Глава VI

ЗВОН И ЗАПАХ

Председатель недавно сформированного чрезвычайного кабинета министров генерал Кадасима встал и демонстратив­но покинул заседание сюгиина — нижней палаты японского парламента, где в этот момент обсуждался вопрос о мерах спасения японского народа.

В ушах у Кадасимы еще стоял пронзительный крик с га­лереи: «Бака! Бака!»

Генерал только что зачитал свой замечательный проект обращения к населению древнейшей страны Ямато.

— Однажды бог воздуха Шанаи, беседуя с супругой и за­думчиво глядя на облако, окунул свое копье в пурпурное море. Капли, упавшие с копья, затвердели и образовали нашу Страну Восходящего Солнца.

Так начал свою речь генерал Кадасима.

— Перед лицом гибели мира великая нация должна про­демонстрировать свое величайшее единение. Она не позво­лит мировой катастрофе отнять у японцев хотя бы одну че­ловеческую жизнь!

У каждого японца всегда есть в запасе средство, перед которым бессильны все силы и людей и природы.

Японец не станет жертвой мировой катастрофы. Нет. Он сам уйдет из жизни, падая только вперед. Японцы не забыли священного обычая сеппуку, не разучились еще делать хара­кири. У каждого японца найдется еще близкий друг, который возьмет на себя роль кайтсаки, чтобы отсечением головы уменьшить страдания...

Генерал Кадасима призывал японцев мужественно уйти из жизни. Он призывал к семидесяти миллионам самоубийств.

Предварительное обсуждение проекта наделало перепо­лох в правящих, духовных и промышленных кругах.

Концерн Мицубиси, захваченный общим порывом наци­онального единения, не дожидаясь окончательного утверж­дения проекта, переключил свои сталеделательные заводы на производство семидесяти миллионов вакасатси — тради­ционных кинжалов прекрасной японской стали длиной в де­вять дюймов, необходимого атрибута процедуры харакири, по пяти иен за штуку.

Банк Фурукава, служа посредником между концерном Мицубиси и другими, сумел заработать на этом деле не менее двадцати миллионов иен.

Генерал Кадасима и его проект взволновали сердца япон­цев.

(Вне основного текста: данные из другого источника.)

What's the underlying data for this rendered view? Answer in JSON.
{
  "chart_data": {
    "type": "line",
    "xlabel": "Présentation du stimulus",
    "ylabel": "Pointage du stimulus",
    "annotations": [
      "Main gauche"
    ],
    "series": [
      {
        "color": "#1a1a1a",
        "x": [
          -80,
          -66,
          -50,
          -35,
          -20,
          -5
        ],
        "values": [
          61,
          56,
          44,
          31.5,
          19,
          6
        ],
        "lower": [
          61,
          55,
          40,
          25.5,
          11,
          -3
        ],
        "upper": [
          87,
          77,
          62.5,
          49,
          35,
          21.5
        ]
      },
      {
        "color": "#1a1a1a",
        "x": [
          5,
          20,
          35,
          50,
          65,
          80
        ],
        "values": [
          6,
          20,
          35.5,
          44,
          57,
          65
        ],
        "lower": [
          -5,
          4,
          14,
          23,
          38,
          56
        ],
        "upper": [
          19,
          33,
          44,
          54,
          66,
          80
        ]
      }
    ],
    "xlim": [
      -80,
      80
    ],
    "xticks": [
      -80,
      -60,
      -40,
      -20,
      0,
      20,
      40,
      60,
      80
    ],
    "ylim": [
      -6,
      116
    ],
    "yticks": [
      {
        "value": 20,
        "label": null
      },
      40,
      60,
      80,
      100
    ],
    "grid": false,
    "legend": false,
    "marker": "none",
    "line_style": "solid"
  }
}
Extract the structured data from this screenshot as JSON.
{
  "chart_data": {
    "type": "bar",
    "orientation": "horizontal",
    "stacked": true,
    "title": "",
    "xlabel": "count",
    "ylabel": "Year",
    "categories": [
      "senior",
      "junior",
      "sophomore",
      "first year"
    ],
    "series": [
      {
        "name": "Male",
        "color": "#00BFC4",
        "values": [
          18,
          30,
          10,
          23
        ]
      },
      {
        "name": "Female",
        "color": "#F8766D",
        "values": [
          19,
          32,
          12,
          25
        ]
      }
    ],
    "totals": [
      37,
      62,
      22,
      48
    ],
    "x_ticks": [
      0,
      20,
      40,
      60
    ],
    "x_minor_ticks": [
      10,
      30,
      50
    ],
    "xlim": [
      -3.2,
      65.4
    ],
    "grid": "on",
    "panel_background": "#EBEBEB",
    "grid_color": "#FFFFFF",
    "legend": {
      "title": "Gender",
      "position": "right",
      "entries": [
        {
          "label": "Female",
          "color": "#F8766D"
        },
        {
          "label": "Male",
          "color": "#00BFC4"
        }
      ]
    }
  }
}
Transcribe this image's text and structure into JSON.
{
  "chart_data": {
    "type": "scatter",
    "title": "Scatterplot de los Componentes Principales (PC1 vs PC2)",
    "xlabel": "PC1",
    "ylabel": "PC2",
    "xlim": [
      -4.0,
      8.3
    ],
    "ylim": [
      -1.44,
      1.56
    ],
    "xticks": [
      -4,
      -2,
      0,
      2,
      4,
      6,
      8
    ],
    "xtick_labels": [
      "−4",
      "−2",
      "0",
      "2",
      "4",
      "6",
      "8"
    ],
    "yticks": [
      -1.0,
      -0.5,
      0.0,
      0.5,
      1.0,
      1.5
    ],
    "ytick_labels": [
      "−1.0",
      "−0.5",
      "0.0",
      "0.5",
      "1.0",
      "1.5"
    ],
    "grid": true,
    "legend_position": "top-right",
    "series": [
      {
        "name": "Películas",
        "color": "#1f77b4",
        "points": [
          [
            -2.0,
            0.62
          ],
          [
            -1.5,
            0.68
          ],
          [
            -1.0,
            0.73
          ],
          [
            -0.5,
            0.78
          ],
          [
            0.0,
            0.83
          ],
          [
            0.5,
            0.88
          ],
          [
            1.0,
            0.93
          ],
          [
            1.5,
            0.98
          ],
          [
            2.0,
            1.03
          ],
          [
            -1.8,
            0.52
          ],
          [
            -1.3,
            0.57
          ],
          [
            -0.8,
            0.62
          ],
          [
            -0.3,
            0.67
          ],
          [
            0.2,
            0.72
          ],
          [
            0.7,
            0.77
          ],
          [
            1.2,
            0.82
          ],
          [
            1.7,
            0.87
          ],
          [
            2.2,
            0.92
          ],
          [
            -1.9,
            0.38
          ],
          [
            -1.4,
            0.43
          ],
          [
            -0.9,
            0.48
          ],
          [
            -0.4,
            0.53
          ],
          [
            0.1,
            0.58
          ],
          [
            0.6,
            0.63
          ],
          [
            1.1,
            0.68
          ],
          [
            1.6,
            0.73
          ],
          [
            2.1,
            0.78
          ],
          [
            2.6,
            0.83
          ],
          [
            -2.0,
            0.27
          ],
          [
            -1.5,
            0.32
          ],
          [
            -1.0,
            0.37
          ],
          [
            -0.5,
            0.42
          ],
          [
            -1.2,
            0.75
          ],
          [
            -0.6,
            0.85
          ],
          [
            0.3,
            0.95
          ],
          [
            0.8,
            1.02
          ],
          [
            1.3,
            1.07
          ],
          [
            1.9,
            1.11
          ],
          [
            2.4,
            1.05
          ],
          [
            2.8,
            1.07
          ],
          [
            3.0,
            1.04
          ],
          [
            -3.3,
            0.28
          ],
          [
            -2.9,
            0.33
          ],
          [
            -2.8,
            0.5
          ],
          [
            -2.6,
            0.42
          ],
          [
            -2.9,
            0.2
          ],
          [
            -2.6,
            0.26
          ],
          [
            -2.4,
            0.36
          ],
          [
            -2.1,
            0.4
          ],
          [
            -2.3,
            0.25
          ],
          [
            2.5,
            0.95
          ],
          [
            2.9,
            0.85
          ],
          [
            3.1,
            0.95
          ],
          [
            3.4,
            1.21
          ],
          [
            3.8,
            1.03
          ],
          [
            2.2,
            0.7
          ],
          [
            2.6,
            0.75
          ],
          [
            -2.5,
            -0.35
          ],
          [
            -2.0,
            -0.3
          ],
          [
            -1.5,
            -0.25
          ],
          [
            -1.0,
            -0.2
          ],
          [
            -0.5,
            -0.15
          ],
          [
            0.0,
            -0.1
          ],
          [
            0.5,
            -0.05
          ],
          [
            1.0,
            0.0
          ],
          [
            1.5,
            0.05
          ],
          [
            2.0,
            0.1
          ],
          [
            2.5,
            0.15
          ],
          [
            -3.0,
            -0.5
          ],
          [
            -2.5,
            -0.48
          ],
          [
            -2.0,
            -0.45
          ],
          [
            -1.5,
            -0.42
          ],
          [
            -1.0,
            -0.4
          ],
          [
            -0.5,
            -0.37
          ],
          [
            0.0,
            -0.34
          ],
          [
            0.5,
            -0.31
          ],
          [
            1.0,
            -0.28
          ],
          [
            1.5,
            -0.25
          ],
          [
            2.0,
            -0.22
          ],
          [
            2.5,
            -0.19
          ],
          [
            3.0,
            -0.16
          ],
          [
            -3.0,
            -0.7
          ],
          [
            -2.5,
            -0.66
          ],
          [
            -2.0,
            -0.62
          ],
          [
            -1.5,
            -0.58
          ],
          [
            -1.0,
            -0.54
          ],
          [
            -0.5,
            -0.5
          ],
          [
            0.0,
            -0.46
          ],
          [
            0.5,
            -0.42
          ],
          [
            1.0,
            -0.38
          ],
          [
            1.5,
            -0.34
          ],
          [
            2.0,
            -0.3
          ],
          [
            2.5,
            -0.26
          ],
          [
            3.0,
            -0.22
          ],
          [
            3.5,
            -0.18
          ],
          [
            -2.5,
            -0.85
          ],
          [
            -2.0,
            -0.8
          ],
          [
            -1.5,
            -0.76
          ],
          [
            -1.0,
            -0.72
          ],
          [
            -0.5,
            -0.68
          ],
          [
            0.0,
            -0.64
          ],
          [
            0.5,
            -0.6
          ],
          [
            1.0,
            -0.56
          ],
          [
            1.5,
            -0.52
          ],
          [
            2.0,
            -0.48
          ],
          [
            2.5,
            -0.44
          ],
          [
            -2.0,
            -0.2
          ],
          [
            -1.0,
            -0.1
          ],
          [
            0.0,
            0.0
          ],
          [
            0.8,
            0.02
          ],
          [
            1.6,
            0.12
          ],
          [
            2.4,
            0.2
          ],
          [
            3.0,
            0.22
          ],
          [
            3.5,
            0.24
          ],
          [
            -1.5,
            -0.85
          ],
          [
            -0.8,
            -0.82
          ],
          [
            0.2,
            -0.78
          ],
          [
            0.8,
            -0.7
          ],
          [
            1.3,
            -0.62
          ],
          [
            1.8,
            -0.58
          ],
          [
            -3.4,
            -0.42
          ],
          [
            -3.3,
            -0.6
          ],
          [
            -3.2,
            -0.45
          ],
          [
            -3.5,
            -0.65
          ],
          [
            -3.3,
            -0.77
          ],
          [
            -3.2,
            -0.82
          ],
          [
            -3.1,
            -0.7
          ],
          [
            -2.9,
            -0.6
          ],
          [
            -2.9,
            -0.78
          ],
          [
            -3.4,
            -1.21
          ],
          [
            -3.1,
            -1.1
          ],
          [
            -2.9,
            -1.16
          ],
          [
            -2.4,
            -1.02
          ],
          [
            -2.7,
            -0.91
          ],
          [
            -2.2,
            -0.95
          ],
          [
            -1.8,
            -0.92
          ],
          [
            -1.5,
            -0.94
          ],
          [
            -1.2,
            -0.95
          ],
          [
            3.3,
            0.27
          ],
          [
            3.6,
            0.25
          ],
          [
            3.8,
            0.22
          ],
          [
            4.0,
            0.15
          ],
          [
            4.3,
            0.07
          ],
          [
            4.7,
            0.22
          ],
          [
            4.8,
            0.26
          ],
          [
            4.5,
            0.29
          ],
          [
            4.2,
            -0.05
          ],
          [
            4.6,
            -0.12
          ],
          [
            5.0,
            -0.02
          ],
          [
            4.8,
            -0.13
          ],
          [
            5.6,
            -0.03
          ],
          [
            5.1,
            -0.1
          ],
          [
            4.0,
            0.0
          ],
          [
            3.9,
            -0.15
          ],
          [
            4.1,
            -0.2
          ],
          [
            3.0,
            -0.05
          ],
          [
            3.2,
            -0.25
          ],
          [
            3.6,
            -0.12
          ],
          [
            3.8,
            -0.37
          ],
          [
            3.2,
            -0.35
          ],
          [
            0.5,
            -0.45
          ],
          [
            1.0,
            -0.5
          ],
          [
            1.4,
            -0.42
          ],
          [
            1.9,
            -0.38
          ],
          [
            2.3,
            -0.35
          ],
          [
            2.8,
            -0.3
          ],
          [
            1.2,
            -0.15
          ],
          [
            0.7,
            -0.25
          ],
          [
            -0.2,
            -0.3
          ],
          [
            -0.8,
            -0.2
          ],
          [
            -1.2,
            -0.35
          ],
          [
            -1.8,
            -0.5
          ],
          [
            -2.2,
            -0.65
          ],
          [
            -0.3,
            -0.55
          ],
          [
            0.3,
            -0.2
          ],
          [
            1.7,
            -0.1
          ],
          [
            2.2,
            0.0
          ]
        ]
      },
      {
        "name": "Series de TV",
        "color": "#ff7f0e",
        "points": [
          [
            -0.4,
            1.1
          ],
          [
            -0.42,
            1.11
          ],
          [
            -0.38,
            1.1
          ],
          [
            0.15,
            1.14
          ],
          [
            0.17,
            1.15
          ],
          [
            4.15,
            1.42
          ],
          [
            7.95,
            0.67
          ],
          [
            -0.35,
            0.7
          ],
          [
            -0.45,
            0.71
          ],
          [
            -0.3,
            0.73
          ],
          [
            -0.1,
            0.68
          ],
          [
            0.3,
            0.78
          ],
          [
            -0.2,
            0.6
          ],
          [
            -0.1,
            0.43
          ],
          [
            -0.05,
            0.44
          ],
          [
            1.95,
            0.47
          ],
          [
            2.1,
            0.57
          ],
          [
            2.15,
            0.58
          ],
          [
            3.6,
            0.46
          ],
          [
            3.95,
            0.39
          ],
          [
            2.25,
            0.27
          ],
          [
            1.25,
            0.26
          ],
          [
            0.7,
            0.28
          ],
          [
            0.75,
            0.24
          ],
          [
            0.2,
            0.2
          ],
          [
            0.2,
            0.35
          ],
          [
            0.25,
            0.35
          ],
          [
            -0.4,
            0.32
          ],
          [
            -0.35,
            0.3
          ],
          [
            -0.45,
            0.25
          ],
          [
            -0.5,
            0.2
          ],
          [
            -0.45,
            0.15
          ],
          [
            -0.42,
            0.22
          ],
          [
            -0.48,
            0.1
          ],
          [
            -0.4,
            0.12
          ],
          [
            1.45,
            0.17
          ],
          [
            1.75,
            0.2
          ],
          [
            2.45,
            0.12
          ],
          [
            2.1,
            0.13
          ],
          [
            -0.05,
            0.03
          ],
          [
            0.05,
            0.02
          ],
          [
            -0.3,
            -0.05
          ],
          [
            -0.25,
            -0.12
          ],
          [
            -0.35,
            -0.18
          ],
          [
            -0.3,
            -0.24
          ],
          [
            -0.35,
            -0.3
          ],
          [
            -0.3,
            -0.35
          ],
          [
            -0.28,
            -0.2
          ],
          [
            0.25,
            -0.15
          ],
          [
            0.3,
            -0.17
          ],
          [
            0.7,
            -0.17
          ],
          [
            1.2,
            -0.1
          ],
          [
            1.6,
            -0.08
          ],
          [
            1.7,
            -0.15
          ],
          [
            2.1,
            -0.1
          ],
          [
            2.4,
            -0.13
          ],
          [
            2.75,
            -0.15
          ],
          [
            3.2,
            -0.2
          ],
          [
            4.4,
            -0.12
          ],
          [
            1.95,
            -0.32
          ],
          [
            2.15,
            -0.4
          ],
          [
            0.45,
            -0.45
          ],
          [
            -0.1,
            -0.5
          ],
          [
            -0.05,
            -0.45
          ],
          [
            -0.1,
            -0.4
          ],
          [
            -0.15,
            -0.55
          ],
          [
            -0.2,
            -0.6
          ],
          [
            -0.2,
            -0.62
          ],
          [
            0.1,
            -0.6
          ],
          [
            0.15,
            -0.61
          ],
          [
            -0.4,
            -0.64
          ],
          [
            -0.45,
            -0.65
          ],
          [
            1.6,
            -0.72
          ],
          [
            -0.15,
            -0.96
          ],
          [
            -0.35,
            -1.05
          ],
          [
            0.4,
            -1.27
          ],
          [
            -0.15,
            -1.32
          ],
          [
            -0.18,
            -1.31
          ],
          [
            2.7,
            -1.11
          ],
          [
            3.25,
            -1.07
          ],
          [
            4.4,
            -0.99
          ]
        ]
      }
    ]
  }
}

В первый же день в виде демонстрации солидарности с мыслями достойного генерала более ста виднейших чи­новников и военных одновременно покончили жизнь само­убийством посредством харакири.

Генерал Кадасима, имя которого повторял сейчас каждый японец, демонстративно вышел из зала заседания.

В ушах его все еще стоял крик: «Бака! Бака!»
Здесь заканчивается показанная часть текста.